FRERES DE SANG

Titre:

Taegukgi

ou: Brotherhood of War
Réalisateur:

Kang Je-Gyu

Interprètes: Jang Dong-kun

 

Won Bin
Lee Eun-Joo
Jeong Jae Hyeong
 
 

 

Année: 2004
Genre: Guerre / Drame / Action
Pays: Corée
Editeur  
Violence: * * * *
Erotisme: * *
Suite:  

75%

Résumé:

Deux frères sont entraînés dans les tourmentes de la guerre de Corée.

Critique:

FRERES DE SANG est une production coréenne souvent rapprochée d'IL FAUT SAUVER LE SOLDAT RYAN par son réalisme et sa brutalité. Sans atteindre le niveau de l'œuvre de Spielberg, il faut reconnaite que l'ensemble est, en effet, de grande qualité. C'est une illustration puissante et épique de la première année du conflit opposant les Corées du Nord et du Sud, en 1950.

Après le succès mérité de SHIRI, le cinéaste Lang Je-Gyu semblait tout désigné pour mettre en scène ce blockbuster guerrier qui place l'action et les relations houleuses entre deux frères au centre d'un récit épique, riche en action, à la violence souvent gratinée.

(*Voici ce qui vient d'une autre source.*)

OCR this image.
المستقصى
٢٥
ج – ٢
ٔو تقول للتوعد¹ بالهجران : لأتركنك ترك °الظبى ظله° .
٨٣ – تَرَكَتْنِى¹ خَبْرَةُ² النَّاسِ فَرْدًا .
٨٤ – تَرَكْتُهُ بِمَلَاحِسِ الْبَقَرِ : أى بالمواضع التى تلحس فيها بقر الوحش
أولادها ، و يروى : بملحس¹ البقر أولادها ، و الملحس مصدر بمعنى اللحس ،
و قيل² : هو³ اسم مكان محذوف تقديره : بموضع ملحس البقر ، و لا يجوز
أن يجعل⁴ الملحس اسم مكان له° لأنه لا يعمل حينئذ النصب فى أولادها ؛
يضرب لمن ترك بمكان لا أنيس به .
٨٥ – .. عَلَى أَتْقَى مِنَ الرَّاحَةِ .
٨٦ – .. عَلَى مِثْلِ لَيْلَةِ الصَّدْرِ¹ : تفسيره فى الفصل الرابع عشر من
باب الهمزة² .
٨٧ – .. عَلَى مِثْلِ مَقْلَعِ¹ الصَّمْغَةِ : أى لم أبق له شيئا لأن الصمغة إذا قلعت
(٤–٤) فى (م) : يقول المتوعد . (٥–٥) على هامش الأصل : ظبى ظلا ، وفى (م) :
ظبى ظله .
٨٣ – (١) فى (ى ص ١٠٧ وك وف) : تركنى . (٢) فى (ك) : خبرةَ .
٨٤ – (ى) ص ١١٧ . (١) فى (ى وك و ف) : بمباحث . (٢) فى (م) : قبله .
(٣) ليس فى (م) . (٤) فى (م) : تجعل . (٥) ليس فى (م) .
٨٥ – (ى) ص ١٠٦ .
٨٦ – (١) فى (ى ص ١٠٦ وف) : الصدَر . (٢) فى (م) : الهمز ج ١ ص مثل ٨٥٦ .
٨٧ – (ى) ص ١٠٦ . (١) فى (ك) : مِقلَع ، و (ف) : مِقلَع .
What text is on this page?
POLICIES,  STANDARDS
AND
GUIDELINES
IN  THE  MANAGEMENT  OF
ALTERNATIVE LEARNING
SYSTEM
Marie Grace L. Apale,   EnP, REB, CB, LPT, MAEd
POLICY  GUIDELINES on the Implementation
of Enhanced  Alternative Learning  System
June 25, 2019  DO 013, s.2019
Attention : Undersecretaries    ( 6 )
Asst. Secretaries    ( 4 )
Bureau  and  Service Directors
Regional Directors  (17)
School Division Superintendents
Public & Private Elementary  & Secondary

L'objectif est clairement de projeter le spectateur au cœur d'une immense boucherie et le réalisateur n'y va pas de main morte, multipliant les corps déchiquetés, les soldats - et civils - mutilés, les morts successives dans un maelstrom de barbarie. Pour accentuer cette sensation de complet chaos, Kang Je-Gyu plonge sa caméra dans les batailles et filme l'ensemble de manière hachée, sans fioritures mais avec une vraie rage pour capter la tourmente. Des ralentis et quelques effets de style plus ou moins maîtrisés sont également de la partie, spécialememt dans les moments plus calmes et intimistes.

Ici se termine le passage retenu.